Following Thursday’s incident, tourism in Meghalaya has taken a dip. The much touted Scotland of the East is now under night curfew – a situation that most tourists would want to avoid. Tourism in rural Meghalaya is booming with home-stays doing brisk business but since Thursday there have been cancellations galore. A city will always have its share of problems but that needs to be contained through effective policing and administrative insights based on experience. The altercation on Thursday between two communities need not have escalated into a law and order problem affecting the whole city, nay the entire state. That Meghalaya’s biggest commercial hub – Iewduh – had to go under curfew is a huge loss for those who subsist on the meagre earnings, selling their wares on a daily basis.

Rapid and unplanned urbanisation has turned Shillong into a city of ghettos. These are impenetrable spaces where people of one community reside and have no opportunities for socialising with the larger world outside. That lack of exposure makes them inward looking, prejudiced and incapable of embracing new ideas and least of all, of co-existing with others who don’t think and behave like them. A ghetto is defined as a poor area with high crime rate and poor educational levels. People populate ghettos because of safety in numbers, more so when they experience a sense of insecurity.

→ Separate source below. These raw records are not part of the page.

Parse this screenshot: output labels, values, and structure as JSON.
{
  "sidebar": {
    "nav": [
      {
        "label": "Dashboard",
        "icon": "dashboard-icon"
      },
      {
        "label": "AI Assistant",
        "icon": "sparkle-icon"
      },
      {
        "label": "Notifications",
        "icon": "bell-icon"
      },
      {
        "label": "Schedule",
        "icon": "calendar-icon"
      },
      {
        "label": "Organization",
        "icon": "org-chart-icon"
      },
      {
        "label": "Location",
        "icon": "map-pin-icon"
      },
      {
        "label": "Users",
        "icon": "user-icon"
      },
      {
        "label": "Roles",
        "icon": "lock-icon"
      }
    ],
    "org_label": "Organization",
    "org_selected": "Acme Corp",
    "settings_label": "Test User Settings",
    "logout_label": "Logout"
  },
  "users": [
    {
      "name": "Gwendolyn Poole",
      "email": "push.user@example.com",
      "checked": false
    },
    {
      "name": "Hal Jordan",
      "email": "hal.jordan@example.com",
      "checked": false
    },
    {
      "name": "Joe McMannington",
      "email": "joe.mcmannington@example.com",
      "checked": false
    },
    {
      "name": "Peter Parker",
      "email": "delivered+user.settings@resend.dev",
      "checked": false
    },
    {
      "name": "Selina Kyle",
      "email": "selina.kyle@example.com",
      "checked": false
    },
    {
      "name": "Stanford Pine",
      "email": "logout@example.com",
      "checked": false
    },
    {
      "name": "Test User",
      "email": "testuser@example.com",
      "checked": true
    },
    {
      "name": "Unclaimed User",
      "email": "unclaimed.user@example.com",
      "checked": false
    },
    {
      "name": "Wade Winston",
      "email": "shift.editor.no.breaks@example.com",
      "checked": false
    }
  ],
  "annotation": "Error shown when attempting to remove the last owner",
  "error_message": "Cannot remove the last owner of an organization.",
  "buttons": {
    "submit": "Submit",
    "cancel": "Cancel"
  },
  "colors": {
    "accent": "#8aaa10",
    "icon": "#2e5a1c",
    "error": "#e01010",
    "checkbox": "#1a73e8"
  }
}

In Shillong, whenever a communal outrage breaks out the elders retreat into safe spaces and mobs take over. A mob is irrational and obeys no law. Hence even a curfew is violated with impunity. Mobs are fuelled by their own anger at perceived injustices they have nursed for a long time. It takes a small spark to fuel full scale violence. What makes it worse is when elected representatives join this mob fury instead of calming the storm. Meghalaya does not seem to have learnt lessons from the past – a dark past that has crippled its development for decades and nearly destroyed its educational status. The less said about religious heads the better. Is this not a time to appeal for peace across all communities and religions?